With 116 brief meditations attempting to inspire the reader to flee abstractions and over-thinking and to free themselves to live in the moment and take action, naturally some of meditations were interesting and helpful and others were quite trite. Heavy with quotes about action from literary and historical figures - which are some of the best parts - this book will likely motivate you or at least fan the flame of taking some leap to pursue an action for which you have previously been unable to get off the ground.

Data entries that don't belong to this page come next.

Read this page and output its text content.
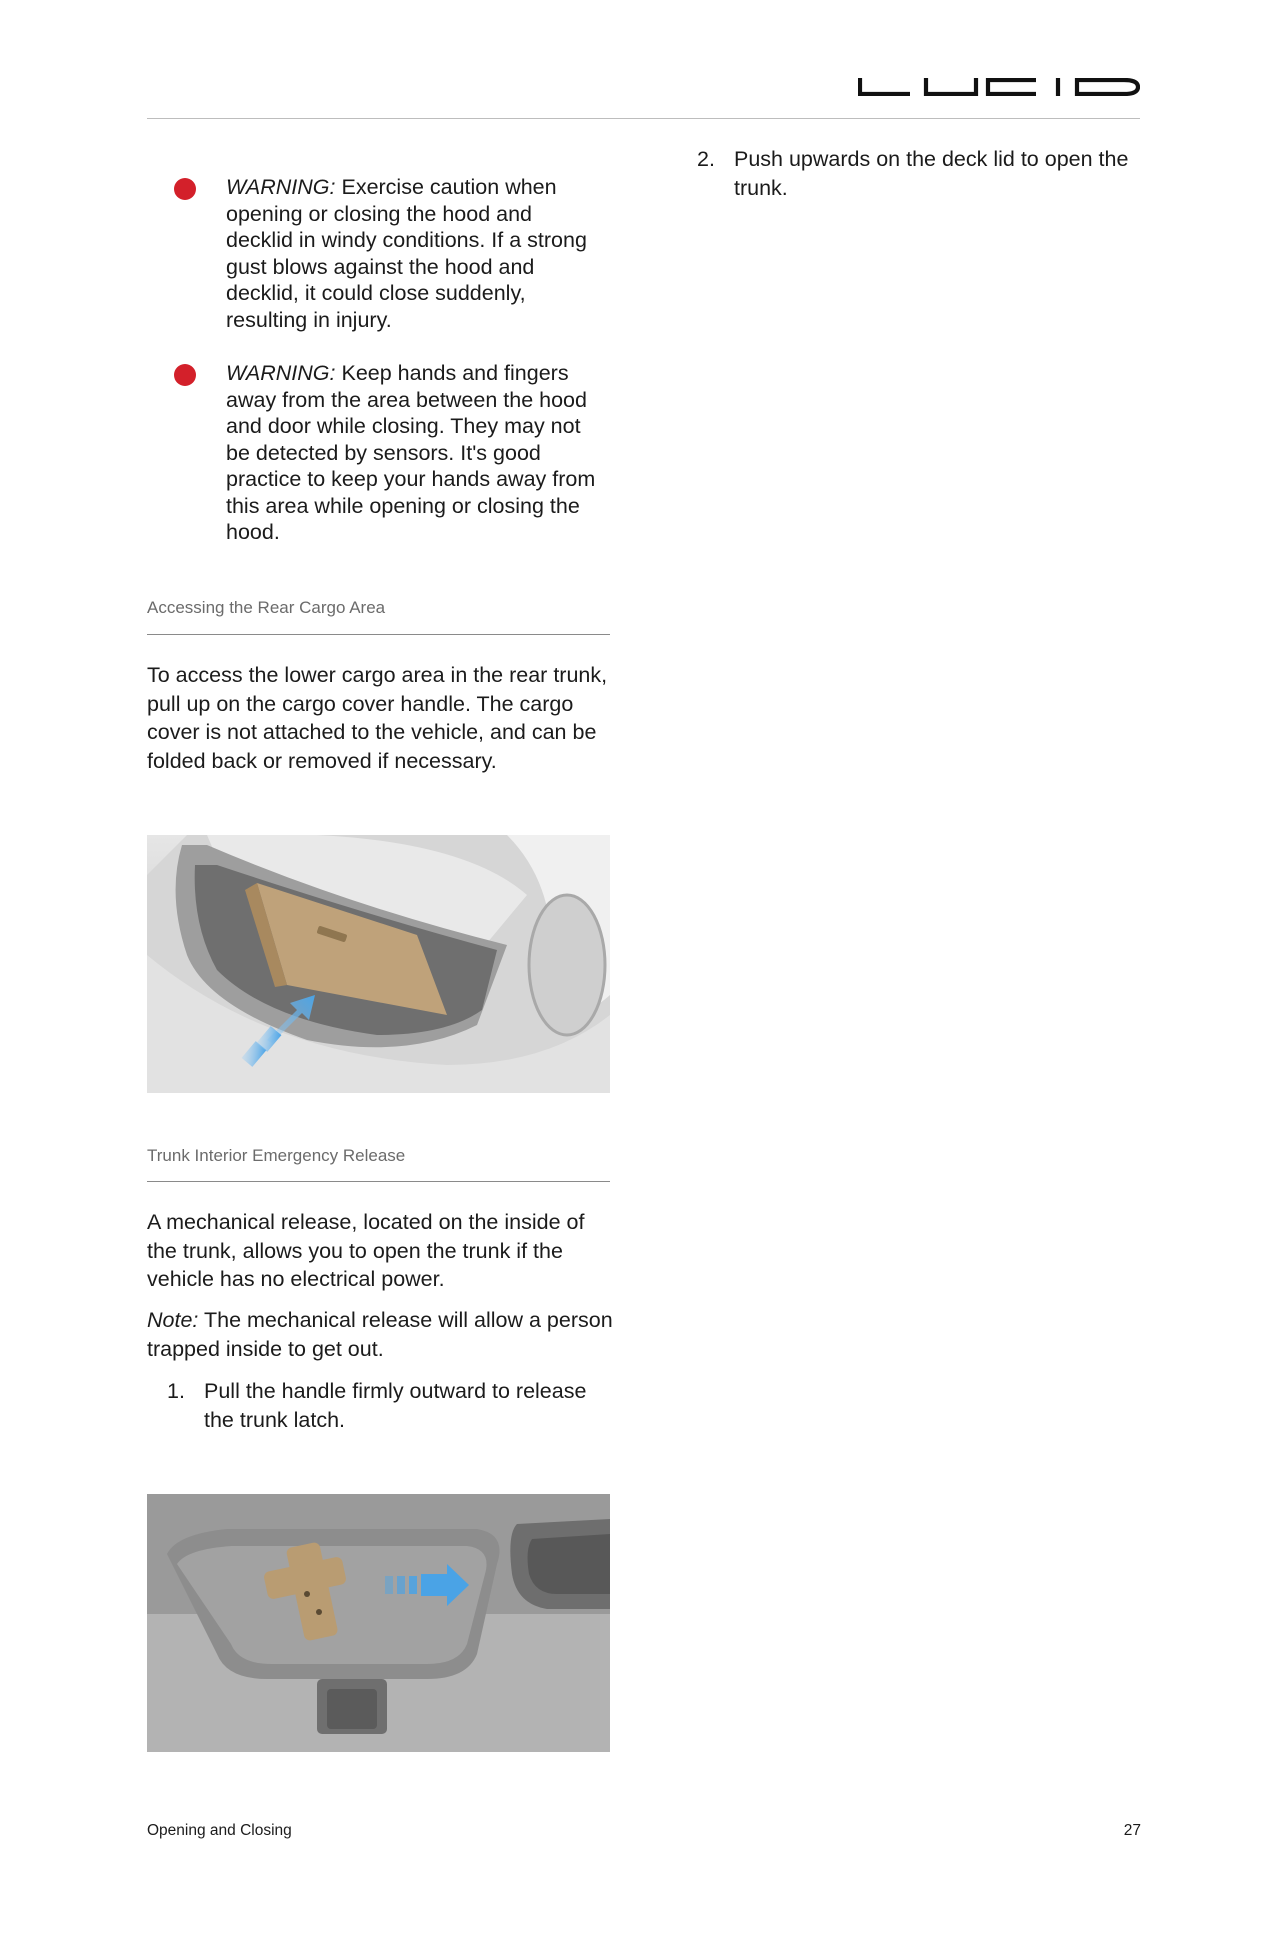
WARNING: Exercise caution when opening or closing the hood and decklid in windy conditions. If a strong gust blows against the hood and decklid, it could close suddenly, resulting in injury.
WARNING: Keep hands and fingers away from the area between the hood and door while closing. They may not be detected by sensors. It's good practice to keep your hands away from this area while opening or closing the hood.
Accessing the Rear Cargo Area
To access the lower cargo area in the rear trunk, pull up on the cargo cover handle. The cargo cover is not attached to the vehicle, and can be folded back or removed if necessary.
Trunk Interior Emergency Release
A mechanical release, located on the inside of the trunk, allows you to open the trunk if the vehicle has no electrical power.
Note: The mechanical release will allow a person trapped inside to get out.
1. Pull the handle firmly outward to release the trunk latch.
2. Push upwards on the deck lid to open the trunk.
Opening and Closing	27
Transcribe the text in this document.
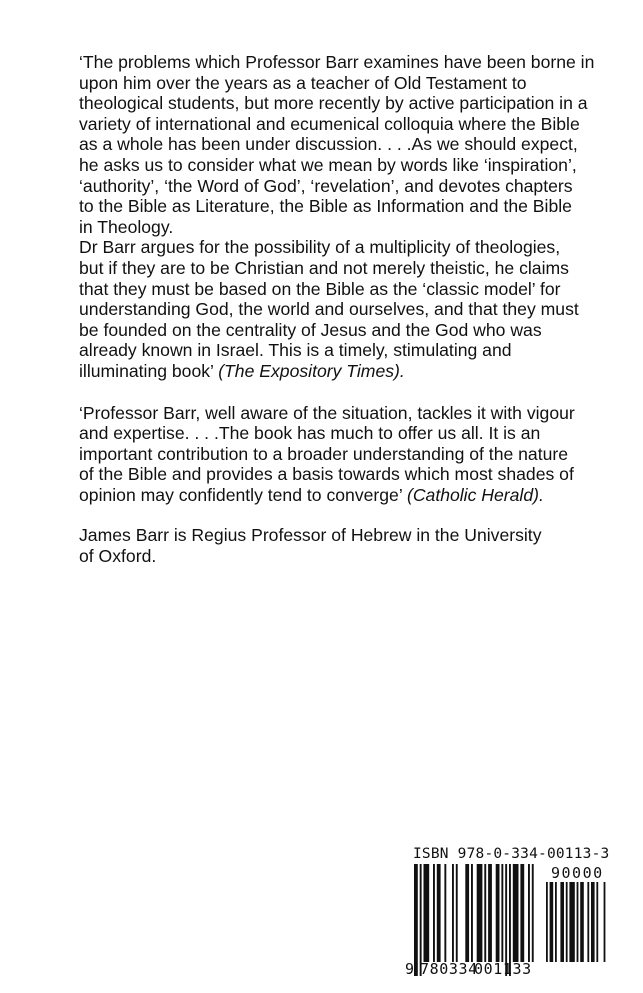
‘The problems which Professor Barr examines have been borne in

upon him over the years as a teacher of Old Testament to

theological students, but more recently by active participation in a

variety of international and ecumenical colloquia where the Bible

as a whole has been under discussion. . . .As we should expect,

he asks us to consider what we mean by words like ‘inspiration’,

‘authority’, ‘the Word of God’, ‘revelation’, and devotes chapters

to the Bible as Literature, the Bible as Information and the Bible

in Theology.

Dr Barr argues for the possibility of a multiplicity of theologies,

but if they are to be Christian and not merely theistic, he claims

that they must be based on the Bible as the ‘classic model’ for

understanding God, the world and ourselves, and that they must

be founded on the centrality of Jesus and the God who was

already known in Israel. This is a timely, stimulating and

illuminating book’ (The Expository Times).

‘Professor Barr, well aware of the situation, tackles it with vigour

and expertise. . . .The book has much to offer us all. It is an

important contribution to a broader understanding of the nature

of the Bible and provides a basis towards which most shades of

opinion may confidently tend to converge’ (Catholic Herald).

James Barr is Regius Professor of Hebrew in the University

of Oxford.

ISBN 978-0-334-00113-3
9 780334
001133
90000
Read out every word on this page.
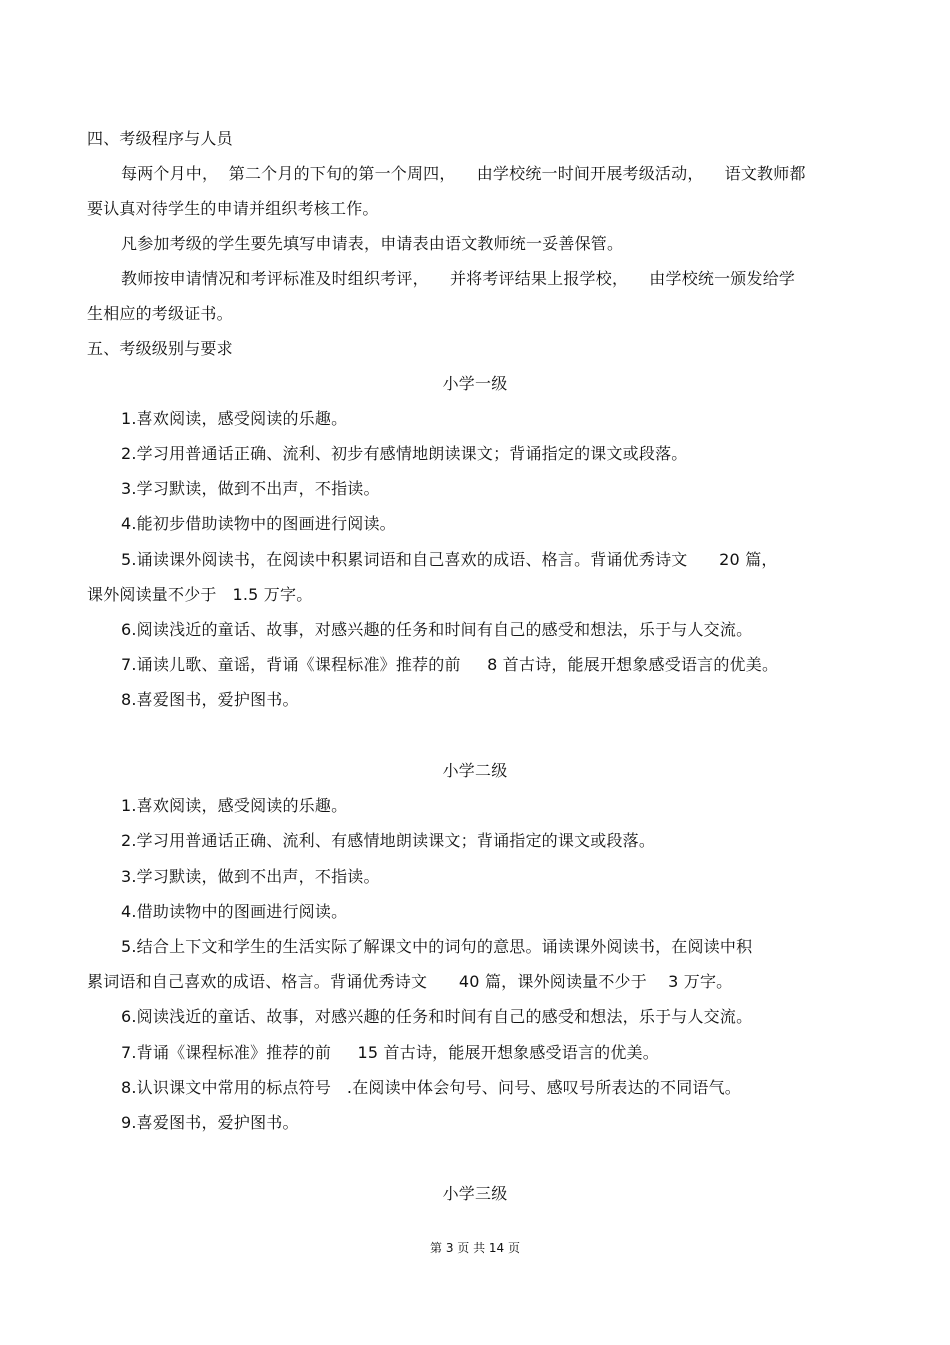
四、考级程序与人员
每两个月中，  第二个月的下旬的第一个周四，    由学校统一时间开展考级活动，    语文教师都
要认真对待学生的申请并组织考核工作。
凡参加考级的学生要先填写申请表，申请表由语文教师统一妥善保管。
教师按申请情况和考评标准及时组织考评，    并将考评结果上报学校，    由学校统一颁发给学
生相应的考级证书。
五、考级级别与要求
小学一级
1.喜欢阅读，感受阅读的乐趣。
2.学习用普通话正确、流利、初步有感情地朗读课文；背诵指定的课文或段落。
3.学习默读，做到不出声，不指读。
4.能初步借助读物中的图画进行阅读。
5.诵读课外阅读书，在阅读中积累词语和自己喜欢的成语、格言。背诵优秀诗文      20 篇，
课外阅读量不少于   1.5 万字。
6.阅读浅近的童话、故事，对感兴趣的任务和时间有自己的感受和想法，乐于与人交流。
7.诵读儿歌、童谣，背诵《课程标准》推荐的前     8 首古诗，能展开想象感受语言的优美。
8.喜爱图书，爱护图书。
小学二级
1.喜欢阅读，感受阅读的乐趣。
2.学习用普通话正确、流利、有感情地朗读课文；背诵指定的课文或段落。
3.学习默读，做到不出声，不指读。
4.借助读物中的图画进行阅读。
5.结合上下文和学生的生活实际了解课文中的词句的意思。诵读课外阅读书，在阅读中积
累词语和自己喜欢的成语、格言。背诵优秀诗文      40 篇，课外阅读量不少于    3 万字。
6.阅读浅近的童话、故事，对感兴趣的任务和时间有自己的感受和想法，乐于与人交流。
7.背诵《课程标准》推荐的前     15 首古诗，能展开想象感受语言的优美。
8.认识课文中常用的标点符号   .在阅读中体会句号、问号、感叹号所表达的不同语气。
9.喜爱图书，爱护图书。
小学三级
第 3 页 共 14 页
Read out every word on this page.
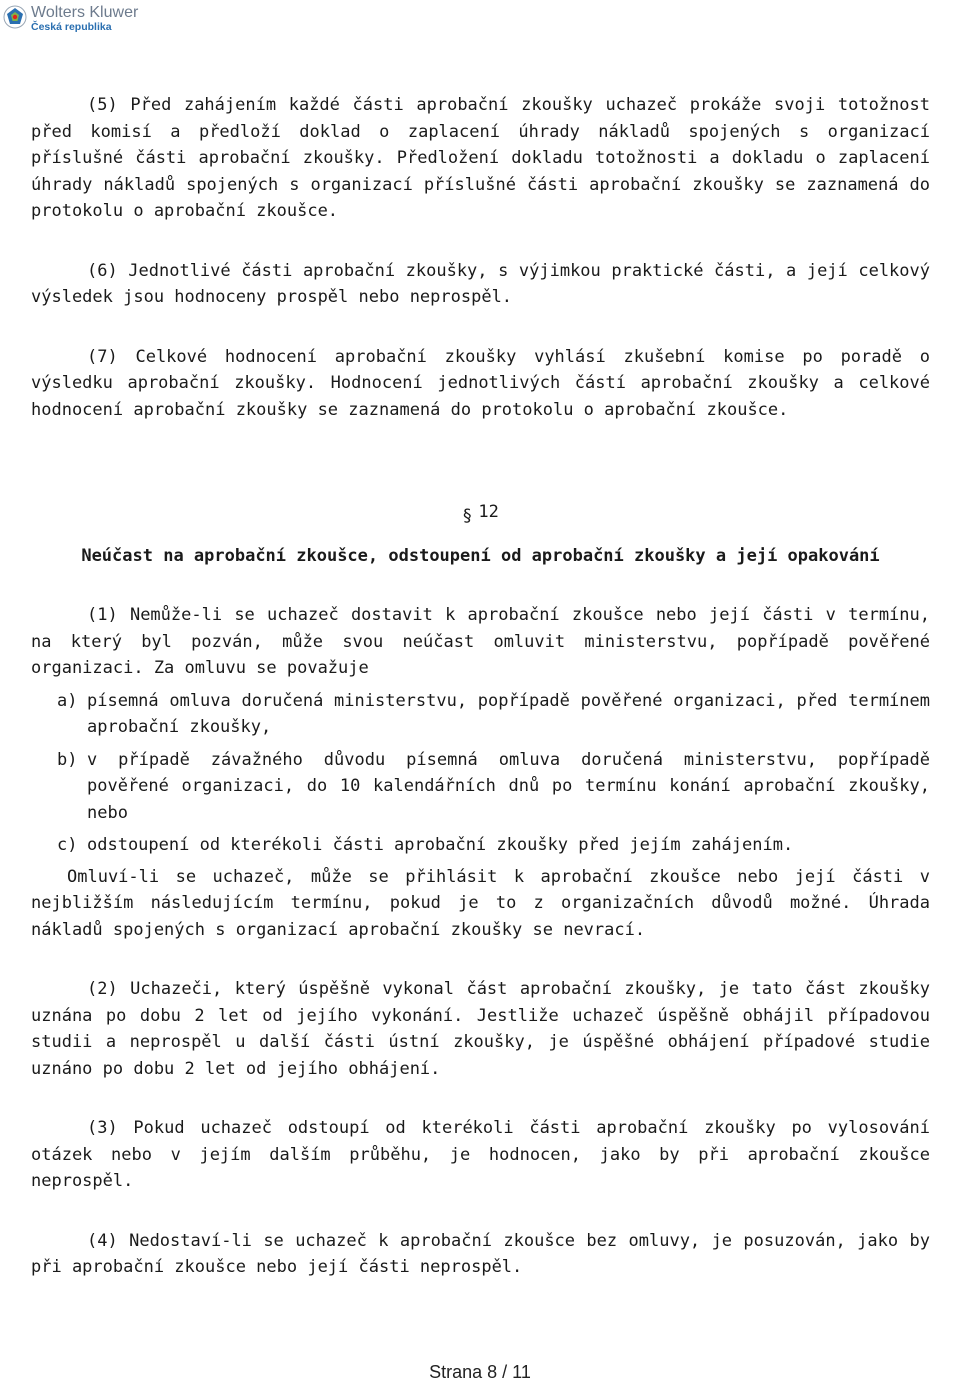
Wolters Kluwer
Česká republika

(5) Před zahájením každé části aprobační zkoušky uchazeč prokáže svoji totožnost před komisí a předloží doklad o zaplacení úhrady nákladů spojených s organizací příslušné části aprobační zkoušky. Předložení dokladu totožnosti a dokladu o zaplacení úhrady nákladů spojených s organizací příslušné části aprobační zkoušky se zaznamená do protokolu o aprobační zkoušce.

(6) Jednotlivé části aprobační zkoušky, s výjimkou praktické části, a její celkový výsledek jsou hodnoceny prospěl nebo neprospěl.

(7) Celkové hodnocení aprobační zkoušky vyhlásí zkušební komise po poradě o výsledku aprobační zkoušky. Hodnocení jednotlivých částí aprobační zkoušky a celkové hodnocení aprobační zkoušky se zaznamená do protokolu o aprobační zkoušce.

§ 12
Neúčast na aprobační zkoušce, odstoupení od aprobační zkoušky a její opakování

(1) Nemůže-li se uchazeč dostavit k aprobační zkoušce nebo její části v termínu, na který byl pozván, může svou neúčast omluvit ministerstvu, popřípadě pověřené organizaci. Za omluvu se považuje

a) písemná omluva doručená ministerstvu, popřípadě pověřené organizaci, před termínem aprobační zkoušky,
b) v případě závažného důvodu písemná omluva doručená ministerstvu, popřípadě pověřené organizaci, do 10 kalendářních dnů po termínu konání aprobační zkoušky, nebo
c) odstoupení od kterékoli části aprobační zkoušky před jejím zahájením.

Omluví-li se uchazeč, může se přihlásit k aprobační zkoušce nebo její části v nejbližším následujícím termínu, pokud je to z organizačních důvodů možné. Úhrada nákladů spojených s organizací aprobační zkoušky se nevrací.

(2) Uchazeči, který úspěšně vykonal část aprobační zkoušky, je tato část zkoušky uznána po dobu 2 let od jejího vykonání. Jestliže uchazeč úspěšně obhájil případovou studii a neprospěl u další části ústní zkoušky, je úspěšné obhájení případové studie uznáno po dobu 2 let od jejího obhájení.

(3) Pokud uchazeč odstoupí od kterékoli části aprobační zkoušky po vylosování otázek nebo v jejím dalším průběhu, je hodnocen, jako by při aprobační zkoušce neprospěl.

(4) Nedostaví-li se uchazeč k aprobační zkoušce bez omluvy, je posuzován, jako by při aprobační zkoušce nebo její části neprospěl.

Strana 8 / 11
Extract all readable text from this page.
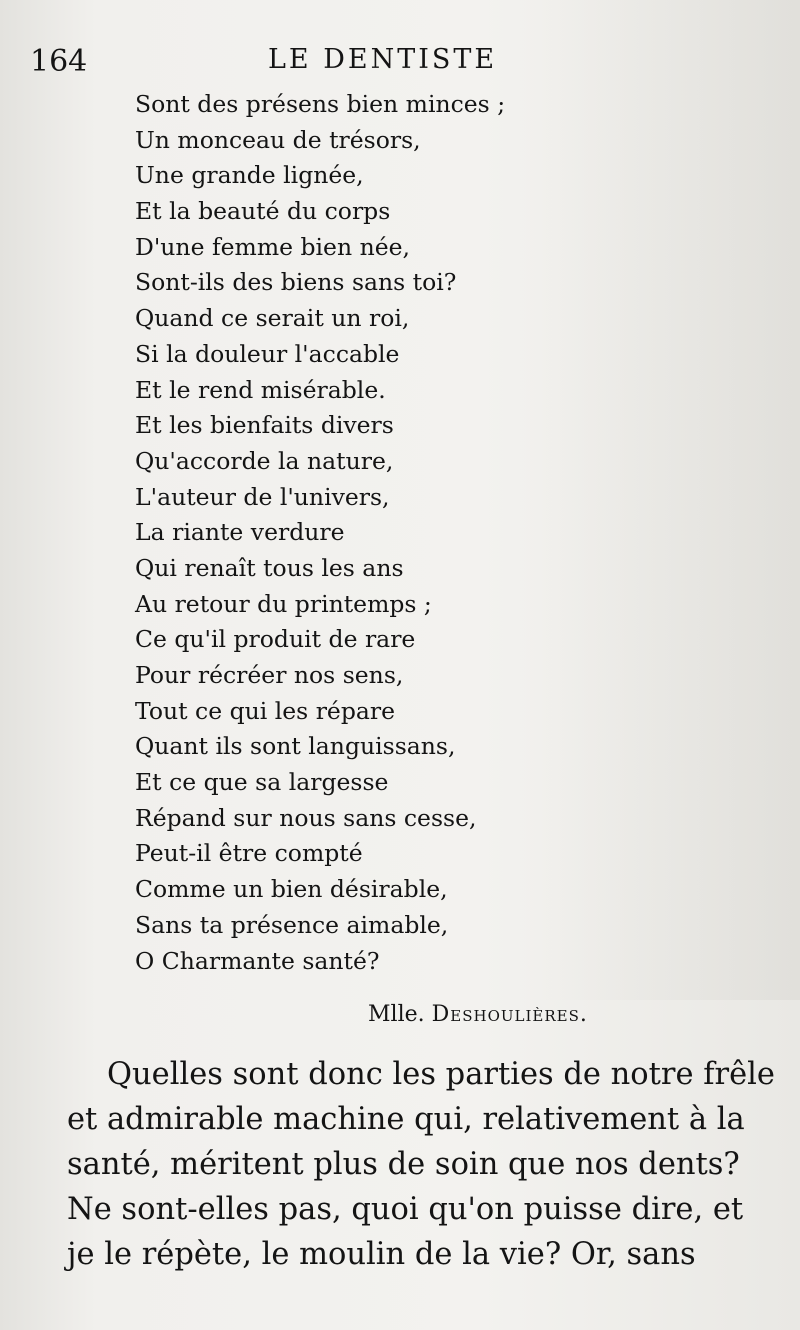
164	LE DENTISTE
Sont des présens bien minces ;
Un monceau de trésors,
Une grande lignée,
Et la beauté du corps
D'une femme bien née,
Sont-ils des biens sans toi?
Quand ce serait un roi,
Si la douleur l'accable
Et le rend misérable.
Et les bienfaits divers
Qu'accorde la nature,
L'auteur de l'univers,
La riante verdure
Qui renaît tous les ans
Au retour du printemps ;
Ce qu'il produit de rare
Pour récréer nos sens,
Tout ce qui les répare
Quant ils sont languissans,
Et ce que sa largesse
Répand sur nous sans cesse,
Peut-il être compté
Comme un bien désirable,
Sans ta présence aimable,
O Charmante santé?
Mlle. Deshoulières.
Quelles sont donc les parties de notre frêle
et admirable machine qui, relativement à la
santé, méritent plus de soin que nos dents?
Ne sont-elles pas, quoi qu'on puisse dire, et
je le répète, le moulin de la vie? Or, sans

My philosophy of life differs from Kyle Eschenroeder's, so I have some fundamental objections to much of his advice. Drawing from Marcus Aurelius, Nietzsche, eastern religions, Nassim Taleb, and a range of other sources (while somewhat contradictorily despising reading and thinking), Kyle seems to encourage a life that whirls and bounces between a life of doing - doing anything - that ultimately must never be satisfied. Ultimately even, never at rest. Without some philosophical base beyond oneself, with all the focus on oneself, I am afraid you will be disappointed still at the end of life, no matter how much action you took, no matter how many adventures, no matter how many successes, no matter how many things learned for your own self-improvement for failures.
Encouraging focusing on oneself and rejecting the power, wisdom, and aid from outside yourself that can come from reading, religion, rest, contentment, thankfulness, and fellowship is a particular weak point of this book's advice.